Além disso, não se afigura fácil legitimar e justificar uma imagem de rigor e de moral política, face aos acontecimentos, para quem no futuro, enquanto Secretária de Estado do Tesouro terá a obrigação governativa de exigir sacrifícios aos portugueses (logo agora que o futuro bem próximo não se afigura risonho... antes pelo contrário).
Por último, há, como em muitas (demasiadas) outras circunstâncias, o surrealismo político que envolve parte do Governo de António Costa. E, mais uma vez, Pedro Nuno Santos, embora, agora, acompanhado pelo Ministro das Finanças, Fernando Medina, que tutela, precisamente, a Secretaria de Estado do Tesouro.

Ora... Alexandra Reis, depois de ser alto quadro da TAP, com a reestruturação promovida pelo Governo, sob a 'batuta' do Ministro das Infraestruturas, Pedro Nuno Santos, integrou o Conselho de Administração e a Comissão Executiva da transportadora aérea nacional, entre 2020 e fevereiro de 2022. De fevereiro a novembro, foi escolhida pelo Governo - por este Governo - para presidir à NAV Portugal, de onde saiu para a Secretaria de Estado do Tesouro (Ministério das Finanças), na mais recente remodelação governamental de António Costa.

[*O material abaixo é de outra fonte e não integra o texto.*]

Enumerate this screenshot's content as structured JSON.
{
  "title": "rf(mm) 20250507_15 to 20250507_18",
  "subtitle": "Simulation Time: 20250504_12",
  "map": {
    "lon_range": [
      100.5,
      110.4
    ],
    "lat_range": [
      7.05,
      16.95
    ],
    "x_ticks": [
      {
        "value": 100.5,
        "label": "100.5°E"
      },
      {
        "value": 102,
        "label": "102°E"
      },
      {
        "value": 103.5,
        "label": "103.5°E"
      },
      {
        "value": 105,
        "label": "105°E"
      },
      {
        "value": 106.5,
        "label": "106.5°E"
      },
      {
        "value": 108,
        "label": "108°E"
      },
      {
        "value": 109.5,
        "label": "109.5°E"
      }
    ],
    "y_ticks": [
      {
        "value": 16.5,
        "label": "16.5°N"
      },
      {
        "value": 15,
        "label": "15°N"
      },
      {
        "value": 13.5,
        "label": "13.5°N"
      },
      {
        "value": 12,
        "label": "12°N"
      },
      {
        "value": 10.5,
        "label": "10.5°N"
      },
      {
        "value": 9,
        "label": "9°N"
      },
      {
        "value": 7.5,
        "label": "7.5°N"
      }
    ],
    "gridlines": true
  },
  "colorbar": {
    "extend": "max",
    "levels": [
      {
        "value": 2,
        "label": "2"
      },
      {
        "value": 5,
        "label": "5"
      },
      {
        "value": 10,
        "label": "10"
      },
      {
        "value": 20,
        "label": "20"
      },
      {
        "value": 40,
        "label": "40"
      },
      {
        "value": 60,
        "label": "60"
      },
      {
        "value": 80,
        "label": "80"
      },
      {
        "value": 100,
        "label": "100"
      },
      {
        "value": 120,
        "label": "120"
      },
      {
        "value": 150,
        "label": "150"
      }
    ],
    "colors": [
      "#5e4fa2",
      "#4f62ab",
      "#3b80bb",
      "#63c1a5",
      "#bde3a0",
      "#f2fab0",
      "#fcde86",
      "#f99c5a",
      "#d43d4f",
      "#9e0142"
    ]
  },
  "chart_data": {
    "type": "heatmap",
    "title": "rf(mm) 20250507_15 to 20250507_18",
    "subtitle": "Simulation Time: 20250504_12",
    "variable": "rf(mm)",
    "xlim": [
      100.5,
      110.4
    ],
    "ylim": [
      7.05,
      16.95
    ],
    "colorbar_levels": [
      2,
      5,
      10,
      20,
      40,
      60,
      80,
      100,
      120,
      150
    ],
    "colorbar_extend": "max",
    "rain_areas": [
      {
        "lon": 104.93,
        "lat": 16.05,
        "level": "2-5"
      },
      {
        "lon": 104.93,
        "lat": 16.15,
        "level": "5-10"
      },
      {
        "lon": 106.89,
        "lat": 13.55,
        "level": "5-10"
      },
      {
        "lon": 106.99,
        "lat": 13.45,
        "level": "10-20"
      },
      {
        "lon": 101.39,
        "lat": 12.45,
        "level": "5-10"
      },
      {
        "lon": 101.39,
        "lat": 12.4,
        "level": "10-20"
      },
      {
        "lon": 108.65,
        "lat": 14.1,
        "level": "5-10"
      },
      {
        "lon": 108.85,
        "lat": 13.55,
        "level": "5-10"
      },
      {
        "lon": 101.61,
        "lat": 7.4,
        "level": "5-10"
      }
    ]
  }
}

Nos últimos 10 anos (mais ano, menos ano) Alexandra Reis exerceu funções em empresas públicas, nomeadamente a REN, TAP e NAV.
Alguém consegue explicar, por tudo isto, como é que o Ministro das Finanças e o Ministro das Infraestruturas assinam um despacho conjunto para pedir explicações à TAP sobre a indemnização paga à Secretária de Estado do Tesouro, Alexandra Reis?
Então o Governo escolhe, para altos cargos e funções políticas e executivas, pessoas das quais desconhece a sua mais recente 'história curricular'?

Para lá da complexidade jurídica e/ou política do 'caso', António Costa passará por mais esta "espuma dos dias", por entre os 'pingos da chuva', com os portugueses mais preocupados com o Natal e a Passagem do Ano, do que propriamente com "miudezas políticas".
Mas não deixa de ser preocupante que Fernando Medina tenha poucas certezas quanto ao perfil de quem escolhe para a sua estrutura governativa (ainda está fresco na memória coletiva o caso da assessoria de Sérgio Figueiredo) ou que Pedro Nuno Santos, ao contrário do que tanto profetiza, saiba muito pouco do que se passa na TAP.